Ocean foam can become toxic with large algal blooms and city runoff
Ocean foam can become toxic with large algal blooms and city runoff


How does climate change affect foaming oceans?

Ocean foam is not directly linked to climate change. However, changes in ocean temperature and environments can impact the frequency and distribution of foam in the ocean. More regularly occurring storms and ocean turbulence can increase the amount of foam in the ocean, which could lead to both positive and negative effects.

Is ocean foam safe to swim in?

If ocean foam is naturally occurring and formed away from sewage outlets and toxic city runoff, it should be safe to swim in. That said, if the foam has a high concentration of algae, appears to be a darker brown, or has a bad smell, it’s best to stay clear.

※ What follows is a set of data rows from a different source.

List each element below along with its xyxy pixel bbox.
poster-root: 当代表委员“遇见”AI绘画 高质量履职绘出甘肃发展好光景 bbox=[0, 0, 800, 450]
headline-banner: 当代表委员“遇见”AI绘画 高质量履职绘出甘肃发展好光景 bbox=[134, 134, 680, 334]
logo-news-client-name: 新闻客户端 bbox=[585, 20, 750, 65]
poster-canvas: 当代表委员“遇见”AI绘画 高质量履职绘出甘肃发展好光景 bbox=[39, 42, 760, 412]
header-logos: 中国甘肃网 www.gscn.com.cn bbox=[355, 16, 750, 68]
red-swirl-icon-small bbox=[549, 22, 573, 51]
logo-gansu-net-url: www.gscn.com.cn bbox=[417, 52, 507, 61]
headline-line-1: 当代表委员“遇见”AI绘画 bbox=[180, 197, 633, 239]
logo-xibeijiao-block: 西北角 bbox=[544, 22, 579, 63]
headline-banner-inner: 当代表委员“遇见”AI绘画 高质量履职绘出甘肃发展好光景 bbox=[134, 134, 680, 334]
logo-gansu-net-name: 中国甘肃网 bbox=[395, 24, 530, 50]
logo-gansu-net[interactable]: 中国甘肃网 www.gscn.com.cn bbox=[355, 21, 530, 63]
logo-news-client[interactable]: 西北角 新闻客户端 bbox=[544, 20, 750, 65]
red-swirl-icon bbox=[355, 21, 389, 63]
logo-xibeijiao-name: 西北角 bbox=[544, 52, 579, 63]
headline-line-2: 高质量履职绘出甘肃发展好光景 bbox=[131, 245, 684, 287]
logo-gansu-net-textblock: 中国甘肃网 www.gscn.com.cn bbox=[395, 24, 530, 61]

Where can ocean foam be found?

Ocean foam is most common along shorelines where water is more turbulent, waves are larger, and there are hard surfaces for the moving water to crash and mix against. That said, ocean foam can be found offshore, especially after large storms that produce heavy winds and large swells.

Is ocean foam whale sperm?

Although it’s a surprisingly common belief, ocean foam is not made from whale sperm. Although some whales do release a substance known as spermaceti, which has a variety of human use, however, this is different from sperm, nor does it contribute to a foaming ocean.